Like Zephram Cochrane himself, Tom overcomes the obstacles to do something that most would consider foolish and reckless, relying on his intelligence, reason, and fellow explorers to go on some kind of star trek.
Boldly Going Gone Badly
As much as Trek values aspiration and scientific pursuit, it also understands the dangers of unchecked hubris, which leads to the other part of the episode. Words cannot properly explain Tom’s transformation, which director Singer lets occupy the middle section of the episode. Ghastly effects by Michael Westmore, who won a Primetime Emmy for “Threshold,” see Paris lose his distinguishing features, changing into a goopy monster with webbed feet and an indistinct face.
Mutant Tom draws heavily from Universal horror tropes, not just when he carries away Janeway in the manner of a creature dragging away a damsel on an old one-sheet. As Tom faces death, he becomes honest in his fears and desires, asking Kes for a kiss while also ranting about his anger at his father. The scene in which Tom lashes out at Janeway and then immediately apologizes and begs her to stay captures his vulnerable state, as if he’s clutching at every last thing that makes him human. But it fails, and he becomes a monster.
That failure and the price that Paris pays has always been part of the Trek adventure. Every time Kirk and the crew had to pull out their phasers or face down a god-like being, they experienced the consequences of exploration. Most Star Trek: Enterprise episodes dealt with the various compromises made by the fledging Starfleet as it gets to know the wider universe. Both Deep Space Nine and Discovery dealt with the redefinition of Federation values in extreme circumstances.
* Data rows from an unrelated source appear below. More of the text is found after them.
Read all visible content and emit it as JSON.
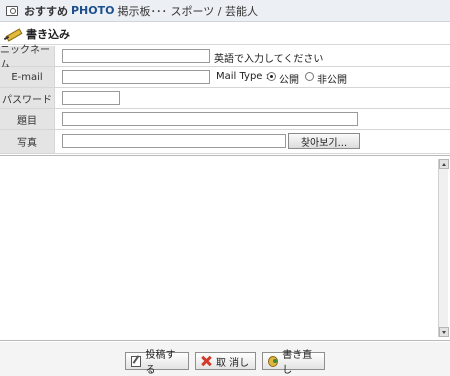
{
  "header": {
    "title_a": "おすすめ",
    "title_b": "PHOTO",
    "title_c": "掲示板･･･ スポーツ / 芸能人"
  },
  "section": {
    "label": "書き込み"
  },
  "form": {
    "nickname_label": "ニックネーム",
    "nickname_value": "",
    "nickname_note": "英語で入力してください",
    "email_label": "E-mail",
    "email_value": "",
    "mail_type_label": "Mail Type :",
    "mail_type_public": "公開",
    "mail_type_private": "非公開",
    "mail_type_selected": "公開",
    "password_label": "パスワード",
    "password_value": "",
    "subject_label": "題目",
    "subject_value": "",
    "photo_label": "写真",
    "photo_value": "",
    "browse_label": "찾아보기...",
    "body_value": ""
  },
  "buttons": {
    "post": "投稿する",
    "cancel": "取 消し",
    "rewrite": "書き直し"
  }
}
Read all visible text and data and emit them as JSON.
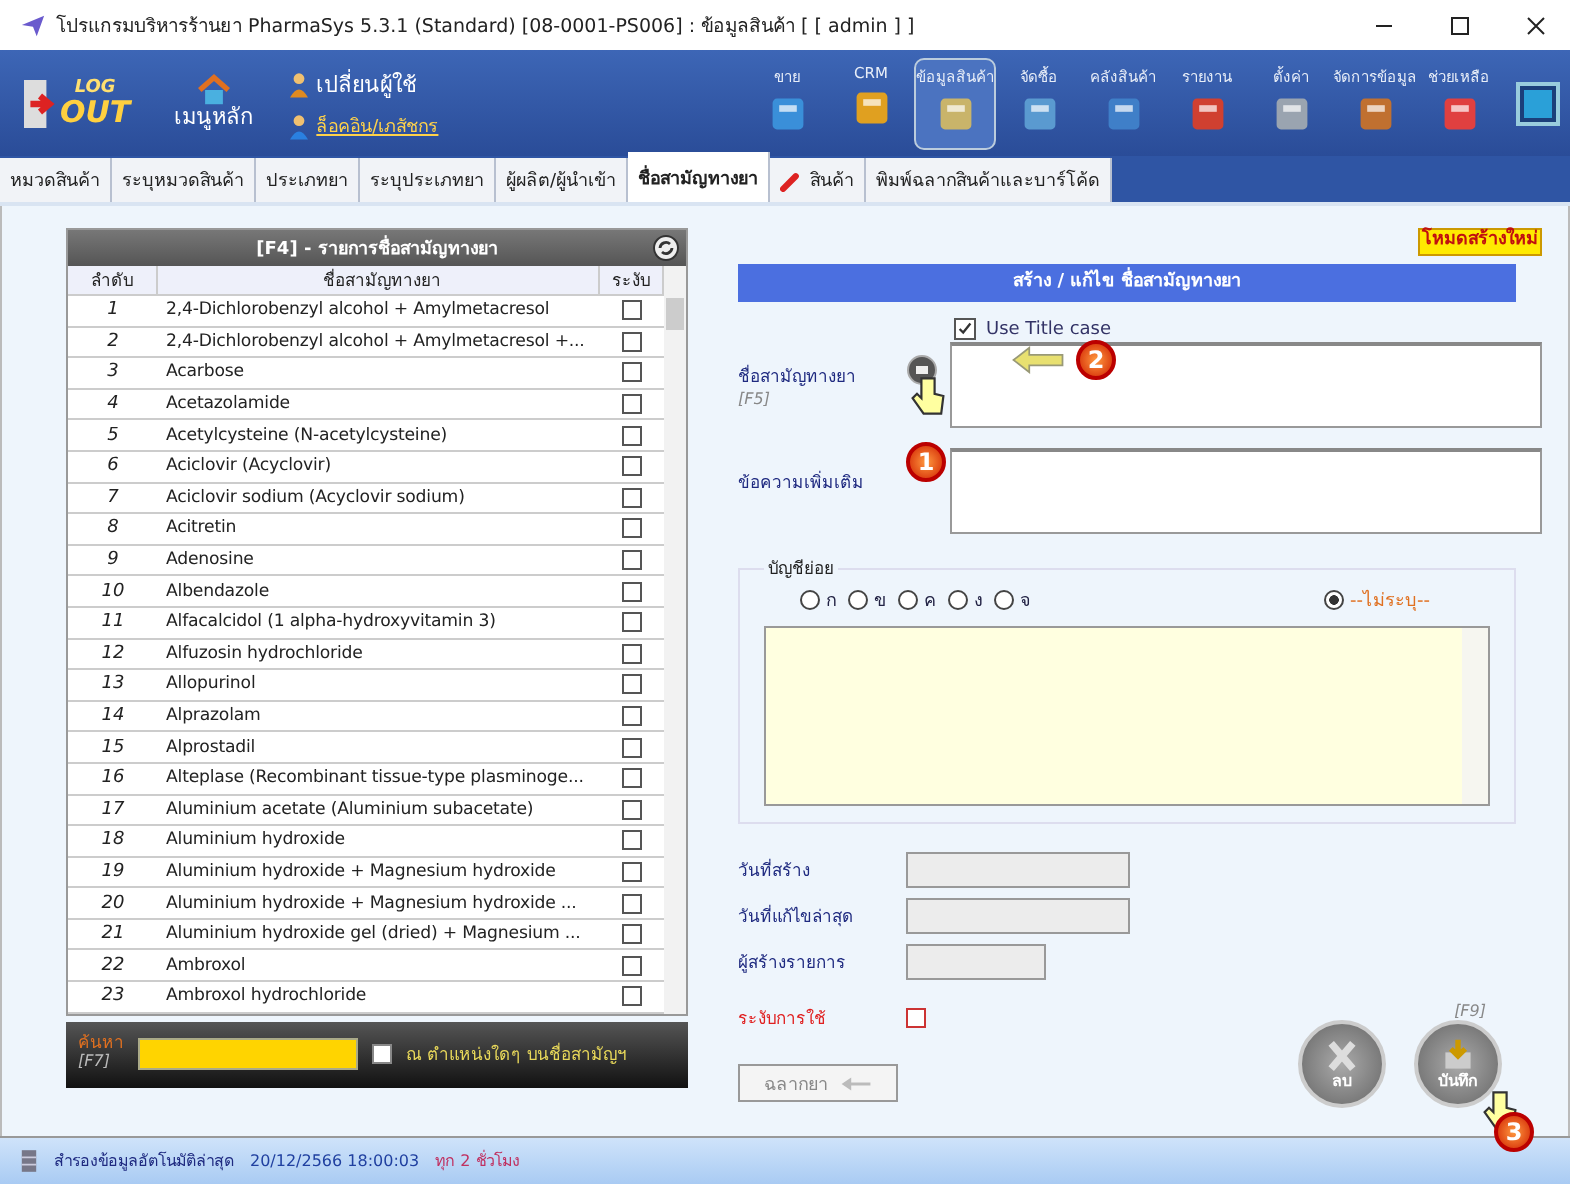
{
  "window": {
    "title": "โปรแกรมบริหารร้านยา PharmaSys 5.3.1 (Standard) [08-0001-PS006] : ข้อมูลสินค้า  [ [ admin ] ]"
  },
  "toolbar": {
    "logout": {
      "line1": "LOG",
      "line2": "OUT"
    },
    "home": "เมนูหลัก",
    "switch_user": "เปลี่ยนผู้ใช้",
    "login_link": "ล็อคอิน/เภสัชกร",
    "modules": [
      {
        "label": "ขาย",
        "selected": false
      },
      {
        "label": "CRM",
        "selected": false
      },
      {
        "label": "ข้อมูลสินค้า",
        "selected": true
      },
      {
        "label": "จัดซื้อ",
        "selected": false
      },
      {
        "label": "คลังสินค้า",
        "selected": false
      },
      {
        "label": "รายงาน",
        "selected": false
      },
      {
        "label": "ตั้งค่า",
        "selected": false
      },
      {
        "label": "จัดการข้อมูล",
        "selected": false
      },
      {
        "label": "ช่วยเหลือ",
        "selected": false
      }
    ]
  },
  "tabs": [
    {
      "label": "หมวดสินค้า",
      "selected": false
    },
    {
      "label": "ระบุหมวดสินค้า",
      "selected": false
    },
    {
      "label": "ประเภทยา",
      "selected": false
    },
    {
      "label": "ระบุประเภทยา",
      "selected": false
    },
    {
      "label": "ผู้ผลิต/ผู้นำเข้า",
      "selected": false
    },
    {
      "label": "ชื่อสามัญทางยา",
      "selected": true
    },
    {
      "label": "สินค้า",
      "selected": false,
      "kind": "icon"
    },
    {
      "label": "พิมพ์ฉลากสินค้าและบาร์โค้ด",
      "selected": false
    }
  ],
  "mode_badge": "โหมดสร้างใหม่",
  "list": {
    "title": "[F4] - รายการชื่อสามัญทางยา",
    "columns": [
      "ลำดับ",
      "ชื่อสามัญทางยา",
      "ระงับ"
    ],
    "rows": [
      {
        "no": "1",
        "name": "2,4-Dichlorobenzyl alcohol + Amylmetacresol",
        "suspended": false
      },
      {
        "no": "2",
        "name": "2,4-Dichlorobenzyl alcohol + Amylmetacresol +...",
        "suspended": false
      },
      {
        "no": "3",
        "name": "Acarbose",
        "suspended": false
      },
      {
        "no": "4",
        "name": "Acetazolamide",
        "suspended": false
      },
      {
        "no": "5",
        "name": "Acetylcysteine (N-acetylcysteine)",
        "suspended": false
      },
      {
        "no": "6",
        "name": "Aciclovir (Acyclovir)",
        "suspended": false
      },
      {
        "no": "7",
        "name": "Aciclovir sodium (Acyclovir sodium)",
        "suspended": false
      },
      {
        "no": "8",
        "name": "Acitretin",
        "suspended": false
      },
      {
        "no": "9",
        "name": "Adenosine",
        "suspended": false
      },
      {
        "no": "10",
        "name": "Albendazole",
        "suspended": false
      },
      {
        "no": "11",
        "name": "Alfacalcidol (1 alpha-hydroxyvitamin 3)",
        "suspended": false
      },
      {
        "no": "12",
        "name": "Alfuzosin hydrochloride",
        "suspended": false
      },
      {
        "no": "13",
        "name": "Allopurinol",
        "suspended": false
      },
      {
        "no": "14",
        "name": "Alprazolam",
        "suspended": false
      },
      {
        "no": "15",
        "name": "Alprostadil",
        "suspended": false
      },
      {
        "no": "16",
        "name": "Alteplase (Recombinant tissue-type plasminoge...",
        "suspended": false
      },
      {
        "no": "17",
        "name": "Aluminium acetate (Aluminium subacetate)",
        "suspended": false
      },
      {
        "no": "18",
        "name": "Aluminium hydroxide",
        "suspended": false
      },
      {
        "no": "19",
        "name": "Aluminium hydroxide + Magnesium hydroxide",
        "suspended": false
      },
      {
        "no": "20",
        "name": "Aluminium hydroxide + Magnesium hydroxide ...",
        "suspended": false
      },
      {
        "no": "21",
        "name": "Aluminium hydroxide gel (dried) + Magnesium ...",
        "suspended": false
      },
      {
        "no": "22",
        "name": "Ambroxol",
        "suspended": false
      },
      {
        "no": "23",
        "name": "Ambroxol hydrochloride",
        "suspended": false
      }
    ],
    "search": {
      "label": "ค้นหา",
      "key": "[F7]",
      "anywhere_label": "ณ ตำแหน่งใดๆ บนชื่อสามัญฯ",
      "anywhere_checked": false
    }
  },
  "form": {
    "title": "สร้าง / แก้ไข ชื่อสามัญทางยา",
    "title_case": {
      "label": "Use Title case",
      "checked": true
    },
    "name_label": "ชื่อสามัญทางยา",
    "name_key": "[F5]",
    "note_label": "ข้อความเพิ่มเติม",
    "subaccount": {
      "legend": "บัญชีย่อย",
      "options": [
        {
          "label": "ก",
          "selected": false
        },
        {
          "label": "ข",
          "selected": false
        },
        {
          "label": "ค",
          "selected": false
        },
        {
          "label": "ง",
          "selected": false
        },
        {
          "label": "จ",
          "selected": false
        },
        {
          "label": "--ไม่ระบุ--",
          "selected": true
        }
      ]
    },
    "created_label": "วันที่สร้าง",
    "modified_label": "วันที่แก้ไขล่าสุด",
    "creator_label": "ผู้สร้างรายการ",
    "suspend": {
      "label": "ระงับการใช้",
      "checked": false
    },
    "label_button": "ฉลากยา",
    "delete_button": "ลบ",
    "save_key": "[F9]",
    "save_button": "บันทึก"
  },
  "annotations": [
    "1",
    "2",
    "3"
  ],
  "status_bar": {
    "label": "สำรองข้อมูลอัตโนมัติล่าสุด",
    "time": "20/12/2566 18:00:03",
    "interval": "ทุก 2 ชั่วโมง"
  }
}
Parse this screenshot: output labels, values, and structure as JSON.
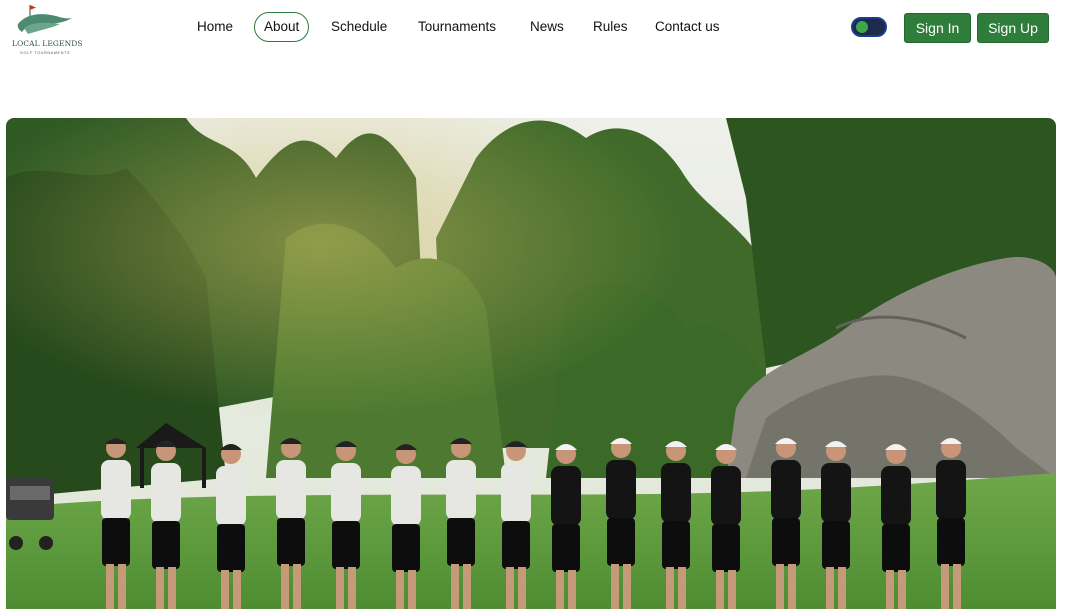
{
  "brand": {
    "name": "LOCAL LEGENDS",
    "tagline": "GOLF TOURNAMENTS",
    "logo_colors": {
      "wave": "#4d8a72",
      "flag": "#c0392b"
    }
  },
  "nav": {
    "items": [
      {
        "label": "Home",
        "active": false
      },
      {
        "label": "About",
        "active": true
      },
      {
        "label": "Schedule",
        "active": false
      },
      {
        "label": "Tournaments",
        "active": false
      },
      {
        "label": "News",
        "active": false
      },
      {
        "label": "Rules",
        "active": false
      },
      {
        "label": "Contact us",
        "active": false
      }
    ]
  },
  "theme_toggle": {
    "on": true
  },
  "auth": {
    "sign_in": "Sign In",
    "sign_up": "Sign Up"
  },
  "hero": {
    "image": "group-photo-golfers-on-course"
  },
  "colors": {
    "accent": "#2e7d3a",
    "toggle_track": "#1d2a4a",
    "text": "#111111"
  }
}
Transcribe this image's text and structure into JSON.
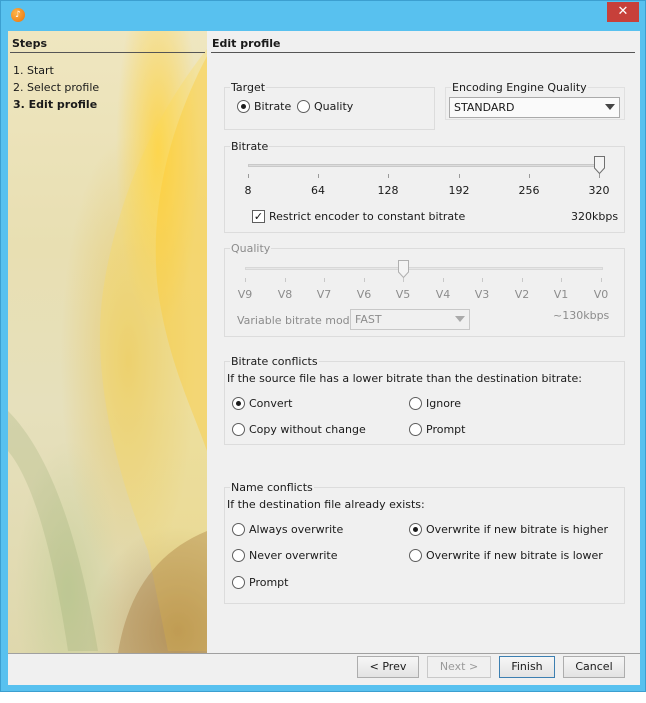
{
  "window": {
    "icon": "music-note-icon",
    "close_label": "✕"
  },
  "steps": {
    "header": "Steps",
    "items": [
      "1. Start",
      "2. Select profile",
      "3. Edit profile"
    ]
  },
  "pane": {
    "title": "Edit profile"
  },
  "target": {
    "label": "Target",
    "options": [
      "Bitrate",
      "Quality"
    ],
    "selected": "Bitrate"
  },
  "engine": {
    "label": "Encoding Engine Quality",
    "selected": "STANDARD"
  },
  "bitrate": {
    "label": "Bitrate",
    "ticks": [
      "8",
      "64",
      "128",
      "192",
      "256",
      "320"
    ],
    "value": 320,
    "restrict_label": "Restrict encoder to constant bitrate",
    "restrict_checked": true,
    "readout": "320kbps"
  },
  "quality": {
    "label": "Quality",
    "ticks": [
      "V9",
      "V8",
      "V7",
      "V6",
      "V5",
      "V4",
      "V3",
      "V2",
      "V1",
      "V0"
    ],
    "value": "V5",
    "vbr_label": "Variable bitrate mode",
    "vbr_selected": "FAST",
    "readout": "~130kbps"
  },
  "bitrate_conflicts": {
    "label": "Bitrate conflicts",
    "description": "If the source file has a lower bitrate than the destination bitrate:",
    "options": [
      "Convert",
      "Ignore",
      "Copy without change",
      "Prompt"
    ],
    "selected": "Convert"
  },
  "name_conflicts": {
    "label": "Name conflicts",
    "description": "If the destination file already exists:",
    "options": [
      "Always overwrite",
      "Overwrite if new bitrate is higher",
      "Never overwrite",
      "Overwrite if new bitrate is lower",
      "Prompt"
    ],
    "selected": "Overwrite if new bitrate is higher"
  },
  "buttons": {
    "prev": "< Prev",
    "next": "Next >",
    "finish": "Finish",
    "cancel": "Cancel"
  }
}
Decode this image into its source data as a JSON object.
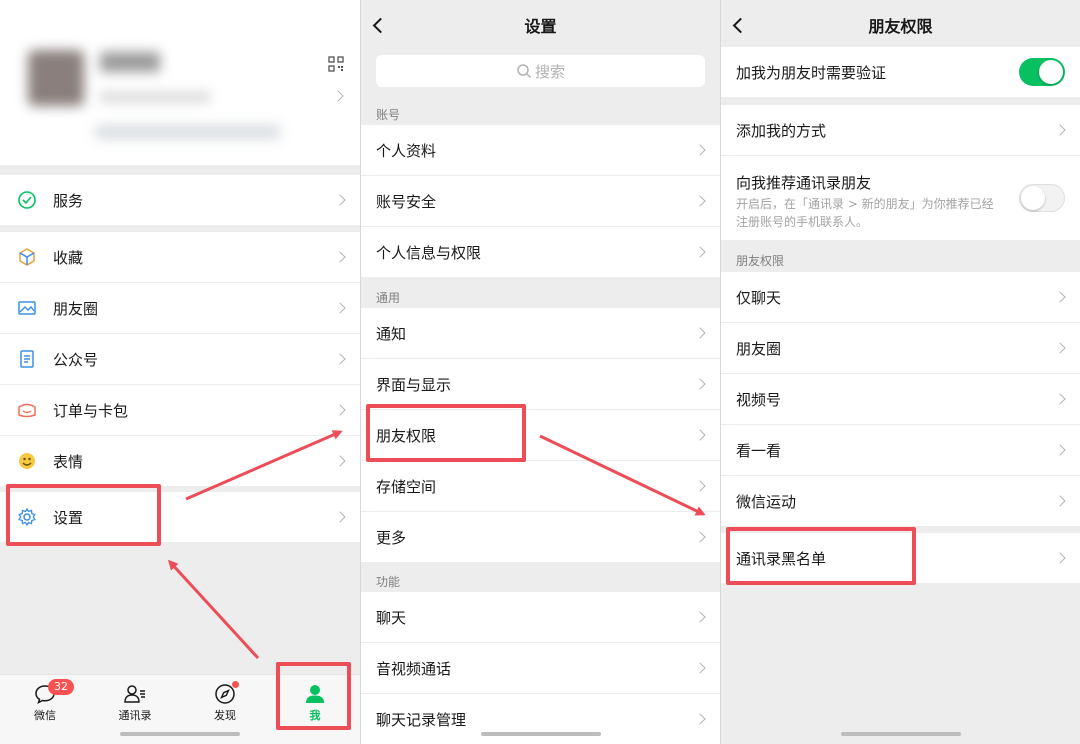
{
  "colors": {
    "accent": "#07c160",
    "highlight": "#ec4d57",
    "bg": "#ededed"
  },
  "me_page": {
    "menu": {
      "services": "服务",
      "favorites": "收藏",
      "moments": "朋友圈",
      "official_accounts": "公众号",
      "orders": "订单与卡包",
      "stickers": "表情",
      "settings": "设置"
    },
    "tabbar": {
      "chats": "微信",
      "chats_badge": "32",
      "contacts": "通讯录",
      "discover": "发现",
      "me": "我"
    }
  },
  "settings_page": {
    "title": "设置",
    "search_placeholder": "搜索",
    "section_account": "账号",
    "profile": "个人资料",
    "account_security": "账号安全",
    "personal_info": "个人信息与权限",
    "section_general": "通用",
    "notifications": "通知",
    "display": "界面与显示",
    "friend_permissions": "朋友权限",
    "storage": "存储空间",
    "more": "更多",
    "section_features": "功能",
    "chat": "聊天",
    "calls": "音视频通话",
    "chat_history": "聊天记录管理"
  },
  "friend_permissions_page": {
    "title": "朋友权限",
    "require_verification": "加我为朋友时需要验证",
    "require_verification_on": true,
    "add_methods": "添加我的方式",
    "recommend_contacts": "向我推荐通讯录朋友",
    "recommend_contacts_desc": "开启后，在「通讯录 > 新的朋友」为你推荐已经注册账号的手机联系人。",
    "recommend_contacts_on": false,
    "section_friend_permissions": "朋友权限",
    "chat_only": "仅聊天",
    "moments": "朋友圈",
    "channels": "视频号",
    "top_stories": "看一看",
    "werun": "微信运动",
    "blocked_list": "通讯录黑名单"
  }
}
TNG is bookended with Q testing humanity’s ability to handle the complex situations they encounter, a test that continues with the finale of Picard.
Tom’s grotesque mutation shows the stakes of the test. He put his intellect, and his hubris, in service of pushing humanity forward, and he paid the price by losing that humanity. The Doctor manages to revert he and Janeway to their human form, which suggests that his achievement has been undone, but the episode ends with Tom earning a commendation and, most notably, he and Janeway’s salamander babies are still out there.
Silly Trek is Not Stupid Trek
Is “Threshold” silly? Absolutely. The very fact that Tom and Janeway have salamander kids is bizarre, especially since no one has mentioned it since (except Lower Decks, of course. Lower Decks never forgets).
But ever since Spock smiled at giggling flowers in “The Cage,” silliness has been the cost of exploration on Star Trek. Going forward often involves crossing boundaries, even if it’s stepping over the threshold into goofiness.